“I’m no good.”
It would take an eternity of nights to soften the edge of hearing those words, and this was only night one. How many nights had he tried to sleep with them haunting his mind? How long ago had he accepted them as true?
Those words coming from such a beautiful voice and attached to such a soul….
They were wrong.Hewas wrong, and only hours ago, I’d longed for the ability to slam my lips to his and will those thoughts into nothingness where they belonged.
But now wasn’t our time, just as it hadn’t been last summer.
I picked up the beginnings of a new kind of composition as light flashed by, illuminating my room briefly. I shimmied out from under my thin quilt, and my bare feet were soundless as I eased over to my bedroom door, which I’d left cracked. Through it I saw a rumpled Cody using his phone as a flashlight, his head bent in defeat as he fumbled to gather his shoes. I stood frozen and watched as he kept pausing mid-task, as if losing himself in all the wrong ways.
I eased my door open further, partly to cut through the somber atmosphere but mostly as a subtle announcement of my presence.
He had my dark-blue knit blanket bundled against him as he glanced over his shoulder.
Heavens, he looked tired. The compulsion to drag him to my bed and force him into relaxed, peaceful sleep was even more intense than my desire to pull him into my arms and kiss him senseless.
We stared at each other for a long moment in a way that you could only do in the hush of night, until eventually he opened his mouth as if to speak but then closed it, shifting his gaze to Bree and Vinh’s closed bedroom door.
Nodding my understanding, I ducked back into my room and grabbed my phone from my nightstand. I started composing a text, but before I made it the few steps to the doorway, I sensed him. My nerves lit up, my skin tingling and rippling with goose bumps as if he’d done something much more than merely exist nearby.
He eased a step into my room, still clutching the blanket to his chest. “I thought you were going back to bed.”
In the full light of day or even the soft light of morning, I might have smiled coyly and made some remark abouthim watching me sleep, but his statement had implications I wouldn’t address here. I couldn’t ignore them either.
The inference that I’d seen him in distress and had decided to turn my back and go back to bed.
That would not do.
I glanced down at my phone and sent the text I’d written, the task admirably distracting me from the physiological response to his presence. He’d asserted his boundaries mere hours ago, and I wasn’t going to disrespect his mind, no matter how misguided it was about his worth.

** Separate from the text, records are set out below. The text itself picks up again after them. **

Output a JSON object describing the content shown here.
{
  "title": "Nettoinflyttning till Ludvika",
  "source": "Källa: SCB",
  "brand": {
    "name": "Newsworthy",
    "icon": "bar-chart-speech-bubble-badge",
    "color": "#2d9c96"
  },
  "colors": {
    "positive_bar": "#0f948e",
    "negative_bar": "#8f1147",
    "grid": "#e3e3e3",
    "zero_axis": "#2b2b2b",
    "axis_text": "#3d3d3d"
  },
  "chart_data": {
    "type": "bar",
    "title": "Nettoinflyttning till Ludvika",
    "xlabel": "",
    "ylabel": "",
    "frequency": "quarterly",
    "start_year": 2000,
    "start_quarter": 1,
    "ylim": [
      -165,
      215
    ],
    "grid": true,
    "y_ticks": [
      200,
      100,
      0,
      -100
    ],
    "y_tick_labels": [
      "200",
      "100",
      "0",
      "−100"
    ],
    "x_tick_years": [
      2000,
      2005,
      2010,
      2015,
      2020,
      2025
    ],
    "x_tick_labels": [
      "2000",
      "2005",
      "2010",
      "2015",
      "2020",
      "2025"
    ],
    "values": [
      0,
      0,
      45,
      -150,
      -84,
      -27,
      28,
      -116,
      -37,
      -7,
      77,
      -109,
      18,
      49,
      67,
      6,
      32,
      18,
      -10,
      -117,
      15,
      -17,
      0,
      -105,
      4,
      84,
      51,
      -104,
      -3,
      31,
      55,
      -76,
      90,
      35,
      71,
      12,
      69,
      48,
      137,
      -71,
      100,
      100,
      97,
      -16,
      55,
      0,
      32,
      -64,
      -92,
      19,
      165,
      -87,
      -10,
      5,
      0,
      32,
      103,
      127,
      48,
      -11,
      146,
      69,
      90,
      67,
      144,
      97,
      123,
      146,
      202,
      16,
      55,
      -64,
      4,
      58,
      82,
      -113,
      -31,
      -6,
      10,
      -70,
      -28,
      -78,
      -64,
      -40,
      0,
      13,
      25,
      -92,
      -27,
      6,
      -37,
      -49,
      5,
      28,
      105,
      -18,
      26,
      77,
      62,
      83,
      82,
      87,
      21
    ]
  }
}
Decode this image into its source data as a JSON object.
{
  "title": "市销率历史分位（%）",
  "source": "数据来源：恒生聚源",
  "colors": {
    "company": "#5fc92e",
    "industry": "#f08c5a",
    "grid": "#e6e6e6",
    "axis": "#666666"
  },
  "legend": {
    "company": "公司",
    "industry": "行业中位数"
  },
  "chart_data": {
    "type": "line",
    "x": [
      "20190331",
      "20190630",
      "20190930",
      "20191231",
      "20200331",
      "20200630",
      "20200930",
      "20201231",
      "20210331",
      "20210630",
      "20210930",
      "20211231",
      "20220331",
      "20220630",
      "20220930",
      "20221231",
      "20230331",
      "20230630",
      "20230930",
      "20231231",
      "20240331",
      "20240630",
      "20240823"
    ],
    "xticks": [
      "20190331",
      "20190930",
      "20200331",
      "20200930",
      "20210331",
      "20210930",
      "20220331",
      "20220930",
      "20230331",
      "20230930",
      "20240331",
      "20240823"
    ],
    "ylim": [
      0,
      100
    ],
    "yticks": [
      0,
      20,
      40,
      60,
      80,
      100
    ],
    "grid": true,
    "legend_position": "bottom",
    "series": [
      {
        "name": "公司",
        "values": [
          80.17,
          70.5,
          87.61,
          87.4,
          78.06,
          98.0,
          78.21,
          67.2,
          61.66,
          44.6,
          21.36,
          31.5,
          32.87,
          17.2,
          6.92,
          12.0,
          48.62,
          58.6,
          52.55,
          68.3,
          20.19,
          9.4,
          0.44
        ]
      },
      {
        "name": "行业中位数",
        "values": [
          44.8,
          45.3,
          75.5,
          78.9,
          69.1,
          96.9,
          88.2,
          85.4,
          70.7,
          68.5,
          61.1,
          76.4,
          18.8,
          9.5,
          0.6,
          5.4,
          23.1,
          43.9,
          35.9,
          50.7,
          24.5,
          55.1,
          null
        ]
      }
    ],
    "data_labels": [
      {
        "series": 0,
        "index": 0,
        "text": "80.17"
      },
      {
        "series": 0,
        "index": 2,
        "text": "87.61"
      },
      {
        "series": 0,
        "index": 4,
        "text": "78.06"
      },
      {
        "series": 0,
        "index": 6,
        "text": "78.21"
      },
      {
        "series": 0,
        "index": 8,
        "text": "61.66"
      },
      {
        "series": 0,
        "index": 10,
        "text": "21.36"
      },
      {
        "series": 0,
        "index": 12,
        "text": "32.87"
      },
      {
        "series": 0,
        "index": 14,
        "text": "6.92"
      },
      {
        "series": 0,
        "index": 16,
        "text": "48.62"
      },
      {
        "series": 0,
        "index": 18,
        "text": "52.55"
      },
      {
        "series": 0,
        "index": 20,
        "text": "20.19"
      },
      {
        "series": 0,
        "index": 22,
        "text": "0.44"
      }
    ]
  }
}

His phone lit up, and he squinted as he brought it close to his face, illuminating his features from below as he studied my text for a long moment.
Me
Grab your houseboat key and whatever you need to be comfortable.
He glanced up at me, and I took the opportunity to send the next text I’d written while he’d read the first.
Me
Please.
He paused longer at that, until finally, he gave a short nod and locked his phone, casting his face back into darkness, then went back into the living room.
And that… pleased me.
I grabbed my sleeveless hoodie from the top of my dresser and shrugged it on as I followed him out. It was some minor miracle that Vinh hadn’t woken, his sixth sense for unsafe or unsafe-adjacent shenanigans not alerting him to our leaving the house in the middle of the night, but I took it as a sign that this was the right move.
Even so, I took the opportunity to also send a text to my brother that said to not worry if he heard Cody’s truck start, which he probably would, considering how loud the old engine was.
We made the very short drive to the docks in silence, and when we got there, he kept his grip on the steering wheel and his eyes forward on the sunless sky, making no move to turn off the truck.
“I’ve felt like a dumbass all night,” he said to the partially fogged windshield.
He let go and turned toward me, the light from the lot’s security floodlights illuminating him just enough for me to make out his tired, torn expression. “I had you in my arms, LL. In my fucking lap. And I’m afraid I’ve fucked it all up already. Before it even—” He closed his eyes and bumped his head back against the seat instead of finishing the thought. “Talking is not helping.”
I dutifully ignored the slight warmth on my face from his words and the tightness in my skin because he was right. At least partially.